The "core" of the house has high timber lined ceilings, and timber lined floors and walls with picture rails throughout. The house contains fine detailing, including cedar joinery, etched and coloured glass windows, timber ceiling roses, mouldings and marble fireplaces with hand-painted tiles. The corridors have fine cedar arches with scalloped edges. The timber sash windows have frosted edging with patterned corners. Several fanlights also have coloured glass. Timber French doors open onto the verandahs.

The grounds contain some large mature trees, including bunya pines and camphor laurel. The Sutherland Avenue frontage has a finely decorated fence with substantial gateposts.

== Heritage listing ==
Windermere was listed on the Queensland Heritage Register on 21 October 1992 having satisfied the following criteria.

The place is important in demonstrating the evolution or pattern of Queensland's history.

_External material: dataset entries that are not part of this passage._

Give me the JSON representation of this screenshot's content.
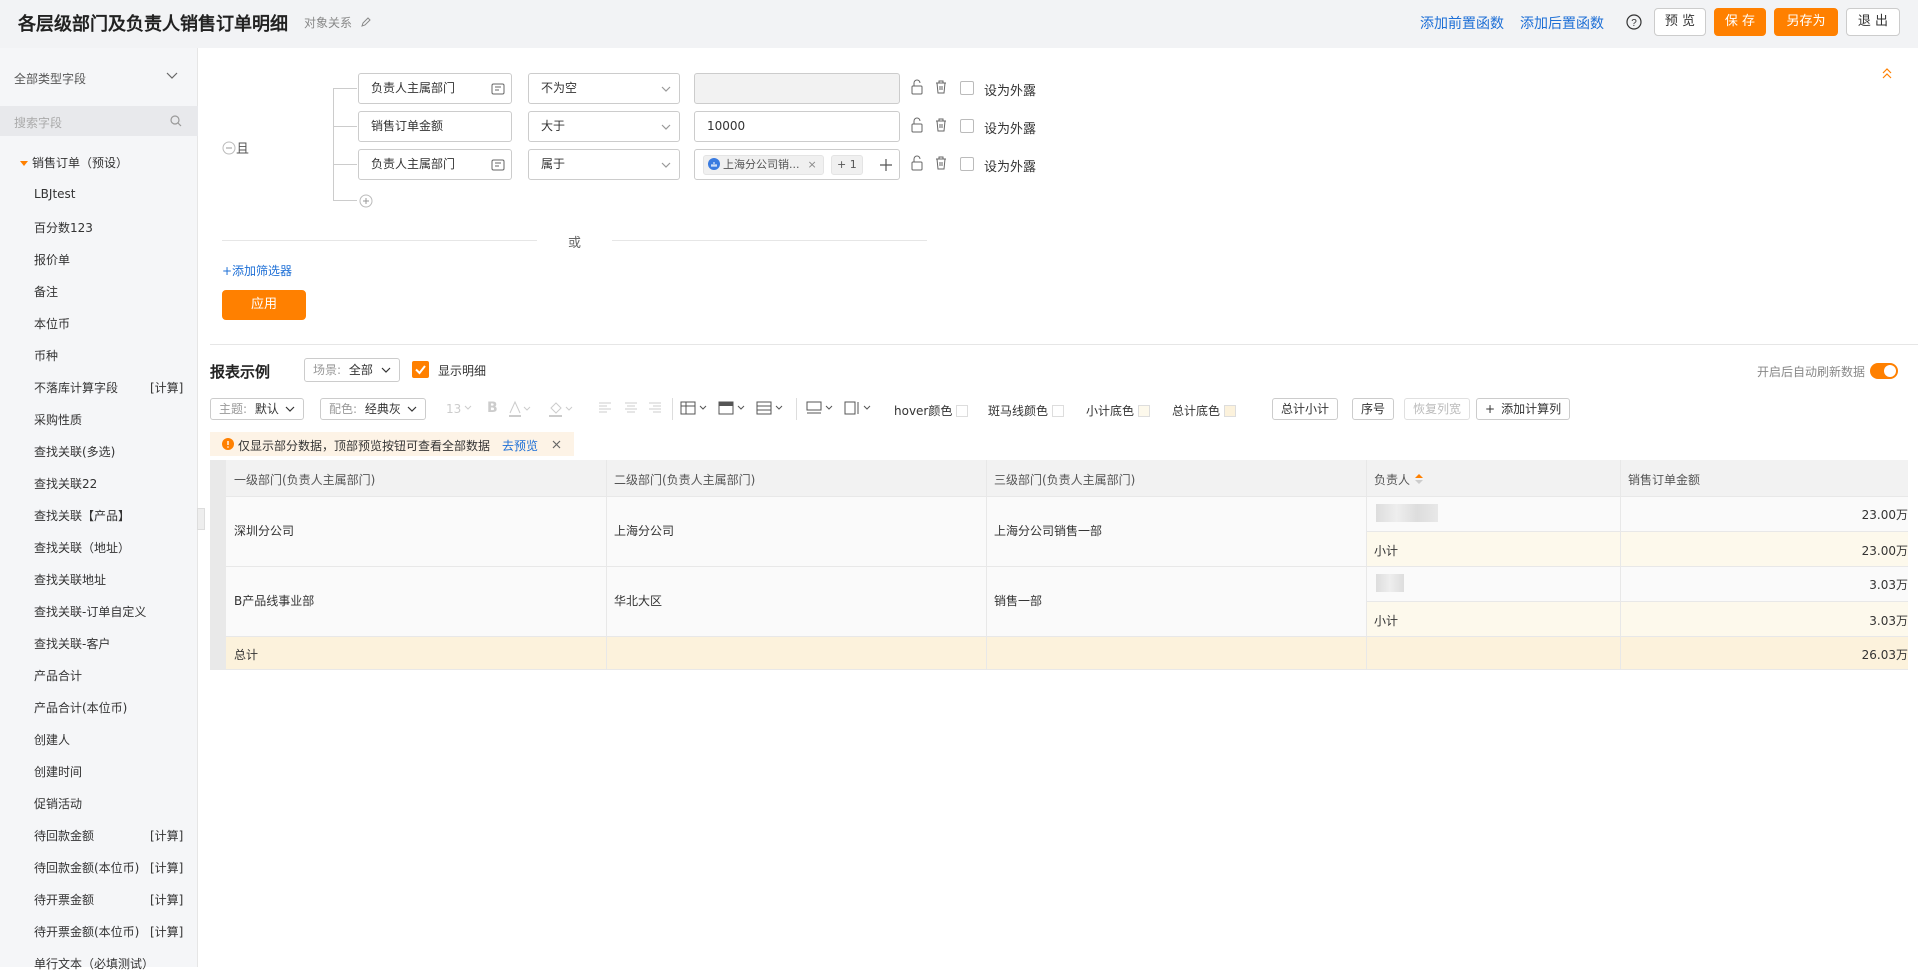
{
  "header": {
    "title": "各层级部门及负责人销售订单明细",
    "object_relation": "对象关系",
    "add_pre_func": "添加前置函数",
    "add_post_func": "添加后置函数",
    "preview": "预 览",
    "save": "保 存",
    "save_as": "另存为",
    "exit": "退 出"
  },
  "sidebar": {
    "type_select": "全部类型字段",
    "search_placeholder": "搜索字段",
    "group": "销售订单（预设）",
    "items": [
      {
        "label": "LBJtest",
        "tag": ""
      },
      {
        "label": "百分数123",
        "tag": ""
      },
      {
        "label": "报价单",
        "tag": ""
      },
      {
        "label": "备注",
        "tag": ""
      },
      {
        "label": "本位币",
        "tag": ""
      },
      {
        "label": "币种",
        "tag": ""
      },
      {
        "label": "不落库计算字段",
        "tag": "[计算]"
      },
      {
        "label": "采购性质",
        "tag": ""
      },
      {
        "label": "查找关联(多选)",
        "tag": ""
      },
      {
        "label": "查找关联22",
        "tag": ""
      },
      {
        "label": "查找关联【产品】",
        "tag": ""
      },
      {
        "label": "查找关联（地址）",
        "tag": ""
      },
      {
        "label": "查找关联地址",
        "tag": ""
      },
      {
        "label": "查找关联-订单自定义",
        "tag": ""
      },
      {
        "label": "查找关联-客户",
        "tag": ""
      },
      {
        "label": "产品合计",
        "tag": ""
      },
      {
        "label": "产品合计(本位币)",
        "tag": ""
      },
      {
        "label": "创建人",
        "tag": ""
      },
      {
        "label": "创建时间",
        "tag": ""
      },
      {
        "label": "促销活动",
        "tag": ""
      },
      {
        "label": "待回款金额",
        "tag": "[计算]"
      },
      {
        "label": "待回款金额(本位币)",
        "tag": "[计算]"
      },
      {
        "label": "待开票金额",
        "tag": "[计算]"
      },
      {
        "label": "待开票金额(本位币)",
        "tag": "[计算]"
      },
      {
        "label": "单行文本（必填测试）",
        "tag": ""
      }
    ]
  },
  "filter": {
    "and_label": "且",
    "or_label": "或",
    "add_filter": "+添加筛选器",
    "apply": "应用",
    "expose_label": "设为外露",
    "rows": [
      {
        "field": "负责人主属部门",
        "operator": "不为空",
        "value": ""
      },
      {
        "field": "销售订单金额",
        "operator": "大于",
        "value": "10000"
      },
      {
        "field": "负责人主属部门",
        "operator": "属于",
        "value": "上海分公司销...",
        "more": "+ 1"
      }
    ]
  },
  "report": {
    "title": "报表示例",
    "scene_label": "场景:",
    "scene_value": "全部",
    "show_detail": "显示明细",
    "auto_refresh": "开启后自动刷新数据",
    "toolbar": {
      "theme_label": "主题:",
      "theme_value": "默认",
      "color_label": "配色:",
      "color_value": "经典灰",
      "font_size": "13",
      "hover_color": "hover颜色",
      "zebra_color": "斑马线颜色",
      "subtotal_bg": "小计底色",
      "total_bg": "总计底色",
      "total_subtotal": "总计小计",
      "index": "序号",
      "restore_width": "恢复列宽",
      "add_calc_col": "添加计算列"
    },
    "notice": "仅显示部分数据，顶部预览按钮可查看全部数据",
    "notice_link": "去预览",
    "columns": [
      "一级部门(负责人主属部门)",
      "二级部门(负责人主属部门)",
      "三级部门(负责人主属部门)",
      "负责人",
      "销售订单金额"
    ],
    "groups": [
      {
        "l1": "深圳分公司",
        "l2": "上海分公司",
        "l3": "上海分公司销售一部",
        "amount": "23.00万",
        "subtotal_label": "小计",
        "subtotal": "23.00万"
      },
      {
        "l1": "B产品线事业部",
        "l2": "华北大区",
        "l3": "销售一部",
        "amount": "3.03万",
        "subtotal_label": "小计",
        "subtotal": "3.03万"
      }
    ],
    "total_label": "总计",
    "total": "26.03万"
  },
  "colors": {
    "accent": "#ff8000",
    "link": "#1d6fd6",
    "subtotal_bg": "#fdf9ec",
    "total_bg": "#fcf2dc"
  }
}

Windermere is an excellent example of the type of home built for the prominent families during the 1880s boom period. It has a strong association with prominent Queensland politician/pastoralist John Appel, and notable Brisbane physician Dr Ellis Murphy. The picturesque residence and mature trees contribute to the Ascot townscape, and the residence contains fine internal detailing.

The place is important in demonstrating the principal characteristics of a particular class of cultural places.

Windermere is an excellent example of the type of home built for the prominent families during the 1880s boom period.

The place is important because of its aesthetic significance.

The picturesque residence and mature trees contribute to the Ascot townscape, and the residence contains fine internal detailing.

The place has a special association with the life or work of a particular person, group or organisation of importance in Queensland's history.

It has a strong association with prominent Queensland politician/pastoralist John Appel, and notable Brisbane physician Dr Ellis Murphy.